I’d like the post-processing part of the model to be executed on the CPU instead of the accelerator, is there a method to tell TVM to ‘stop’ partitioning for external BYOC compiler at some specific Relay operators (e.g., the ArgMax and Gather op in this case)? Should I write a custom pass or use the existing functionality to achieve this (like using AnnotateTarget and defining a custom pattern to isolate this subgraph)?

I don’t quite understand your question. In particular how do you define a “region”? If a “region” is just an operator, then BYOC won’t partition them for the accelerator if you didn’t mark those ops as offloadable.

A “region” is a subgraph that can be offloaded to some target as in the MergeCompilerRegions pass. Essentially I want all the operators after the specific two operators (boundary) to be unoffloadable, but when they appear before the boundary, they can be offloadable. How can I do this?
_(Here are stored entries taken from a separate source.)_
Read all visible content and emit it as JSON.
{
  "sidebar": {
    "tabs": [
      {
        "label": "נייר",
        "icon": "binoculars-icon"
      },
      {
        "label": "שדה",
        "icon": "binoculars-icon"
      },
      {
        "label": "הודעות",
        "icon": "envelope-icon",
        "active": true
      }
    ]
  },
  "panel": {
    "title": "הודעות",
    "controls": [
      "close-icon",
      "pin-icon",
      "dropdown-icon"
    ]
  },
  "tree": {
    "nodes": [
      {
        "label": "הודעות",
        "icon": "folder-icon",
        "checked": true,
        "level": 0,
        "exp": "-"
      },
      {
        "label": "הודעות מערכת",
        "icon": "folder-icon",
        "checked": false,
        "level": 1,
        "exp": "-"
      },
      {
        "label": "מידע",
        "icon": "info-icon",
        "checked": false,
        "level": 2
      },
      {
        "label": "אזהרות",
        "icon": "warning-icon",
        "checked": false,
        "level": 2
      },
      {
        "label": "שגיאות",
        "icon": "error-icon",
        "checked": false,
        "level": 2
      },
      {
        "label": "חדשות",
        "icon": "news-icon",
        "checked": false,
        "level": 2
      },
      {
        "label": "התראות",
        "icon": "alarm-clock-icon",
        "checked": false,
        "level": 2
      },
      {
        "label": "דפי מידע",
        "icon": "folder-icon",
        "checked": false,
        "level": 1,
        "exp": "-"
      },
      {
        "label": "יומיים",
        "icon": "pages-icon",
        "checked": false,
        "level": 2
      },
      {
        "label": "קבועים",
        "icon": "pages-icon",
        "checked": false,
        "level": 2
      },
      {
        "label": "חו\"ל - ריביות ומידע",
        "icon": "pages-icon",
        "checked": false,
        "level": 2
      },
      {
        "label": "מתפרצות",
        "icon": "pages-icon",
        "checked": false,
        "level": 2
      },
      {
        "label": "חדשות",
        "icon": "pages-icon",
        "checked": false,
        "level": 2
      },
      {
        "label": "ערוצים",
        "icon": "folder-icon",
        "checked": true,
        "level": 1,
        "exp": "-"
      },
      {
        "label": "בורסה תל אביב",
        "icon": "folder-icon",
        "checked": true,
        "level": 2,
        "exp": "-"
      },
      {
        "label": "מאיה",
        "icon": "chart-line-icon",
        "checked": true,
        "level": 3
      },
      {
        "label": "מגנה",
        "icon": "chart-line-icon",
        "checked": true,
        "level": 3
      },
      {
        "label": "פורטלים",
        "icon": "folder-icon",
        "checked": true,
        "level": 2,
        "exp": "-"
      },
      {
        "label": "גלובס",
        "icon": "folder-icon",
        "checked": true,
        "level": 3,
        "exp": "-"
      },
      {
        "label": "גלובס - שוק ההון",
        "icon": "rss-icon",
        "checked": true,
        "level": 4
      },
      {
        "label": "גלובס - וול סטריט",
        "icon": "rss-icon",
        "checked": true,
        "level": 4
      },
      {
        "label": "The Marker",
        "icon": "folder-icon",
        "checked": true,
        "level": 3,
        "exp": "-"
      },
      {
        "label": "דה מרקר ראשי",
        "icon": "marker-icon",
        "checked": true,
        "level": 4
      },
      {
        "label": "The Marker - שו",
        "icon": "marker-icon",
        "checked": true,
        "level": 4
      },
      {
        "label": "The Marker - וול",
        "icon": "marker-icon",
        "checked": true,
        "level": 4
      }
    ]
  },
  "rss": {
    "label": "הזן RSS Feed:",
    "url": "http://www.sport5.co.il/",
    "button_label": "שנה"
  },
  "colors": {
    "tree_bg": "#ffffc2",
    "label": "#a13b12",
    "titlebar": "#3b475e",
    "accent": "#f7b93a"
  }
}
Here is a simple demonstration of what I need:

Op (offloadable)
↓
Op (the_boundary, unoffloadable)
↓
Op (unoffloadable)
↓
Op (unoffloadable)
↓
...  (unoffloadable)

Yes, this is the common issue that hardware vendor meet when integrating there tool chain through BYOC. You can refer the method used by tensorRT,

  1. parttion any op your acc supported, then maybe you get multiple your acc subgraph.
  2. reinline the subgraphs that haven’t big computation into relay main function.

The code of tensorRT already in the TVM repo.

2 Likes

Thanks, I’ll check that out.